Et si l'on évoquait tout à l'heure Rohmer et son Perceval le Gallois,
c'est à une version bien sombre des Nuits de la pleine lune ou de L'ami
de mon amie que pourrait faire aussi penser Jaroslav et Djamila ;
une version revisitée à la mode 2016, dans laquelle l'islam de banlieue a
remplacé le marivaudage rohmerien, dans le vaste non-lieu dessiné par les
urbanistes où s'élabore cet étrange paradoxe qui arrache les individus à tout
sentiment d'appartenance et d'existence tout en les jetant dans la tyrannie de
la communauté. Djamila n'aura pas été la seule à être enfermée : « Le
crime capital de la modernité aura été d'emmurer chaque tribu dans ses
rites », écrit Sarah Vajda.
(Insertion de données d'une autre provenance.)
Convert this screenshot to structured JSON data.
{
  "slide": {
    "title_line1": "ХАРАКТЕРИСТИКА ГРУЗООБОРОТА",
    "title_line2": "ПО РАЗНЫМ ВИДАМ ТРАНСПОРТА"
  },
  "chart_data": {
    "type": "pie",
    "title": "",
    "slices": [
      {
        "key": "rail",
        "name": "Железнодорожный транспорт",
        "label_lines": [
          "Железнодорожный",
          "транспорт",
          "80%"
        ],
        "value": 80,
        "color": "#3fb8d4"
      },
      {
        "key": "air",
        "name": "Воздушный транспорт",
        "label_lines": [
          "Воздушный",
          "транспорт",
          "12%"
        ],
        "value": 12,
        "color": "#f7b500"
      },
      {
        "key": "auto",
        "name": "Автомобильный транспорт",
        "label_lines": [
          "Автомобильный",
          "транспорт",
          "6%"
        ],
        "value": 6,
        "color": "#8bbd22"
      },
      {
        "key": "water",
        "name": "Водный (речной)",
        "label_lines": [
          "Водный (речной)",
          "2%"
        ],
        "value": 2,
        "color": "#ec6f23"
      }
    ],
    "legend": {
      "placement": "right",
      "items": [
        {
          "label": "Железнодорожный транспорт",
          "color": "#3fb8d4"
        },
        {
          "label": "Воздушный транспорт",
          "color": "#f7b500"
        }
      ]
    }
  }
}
Dans le décor gris du vivre-ensemble, de
nouvelles utopies se recréent, à mesure que la haine grandit, à l'ombre du
béton, c'est ce que Djamila l'esseulée, Djamila la rescapée, veut dire à ceux
qui veulent bien l'écouter : « Ces femmes emmurées dans la honte et
dans la nuit enfanteront des monstres en série », tous seront menés,
dit-elle, « misérables conscrits dans la grande bataille de la Oumma aux
abattoirs de la raison. (…) Je hais le pluriel dont on fait les
charniers. »
Si
Djamila raconte les prisons du vivre-ensemble à la française, dans le 93 de la
Cité des Poètes « prend-ton-luth-et-me-donne-un-baiser », on suit
également l'errance de Jaroslav, de l'autre côté de l'Atlantique, jusqu'en
Amérique du nord, ou s'étalent
l'équivalent de nos banlieues glauques,
sur les rivages de misère de la Louisiane à Winnipeg, villes éteintes ou
le rêve américain s'enterre dans la moiteur et le désespoir. Les Américains,
cependant, ont su bâtir un roman à partir de ce paysage de l'échec. La France
n'a pas su faire de même avec ses banlieues et sa périphérie délaissée :
leur roman reste à faire. Sarah Vajda s'engage avec Jaroslav et Djamila,
dans cette voie ignorée, entreprenant avec talent l'exploration de ce
territoire romanesque immense et grand ouvert par le terrible échec d'une
société tout entière. Et que le lecteur ne s'imagine pas qu'il passerait ici du
roman d'amour au roman à thèse : les personnages de Jaroslav et Djamila
prennent vie de la façon la plus frappante qui soit, sous la plume de Sarah
Vajda qui excelle à dépeindre les couleurs de cette nouvelle comédie humaine.
« La vie est une chose trop sérieuse pour être confiée à un seul
sexe », affirme la Djamila de Sarah Vajda. Il faut également continuer à
la confier aux romanciers, pourvu qu'ils aient le talent et l'humanité
nécessaire pour savoir quoi en faire.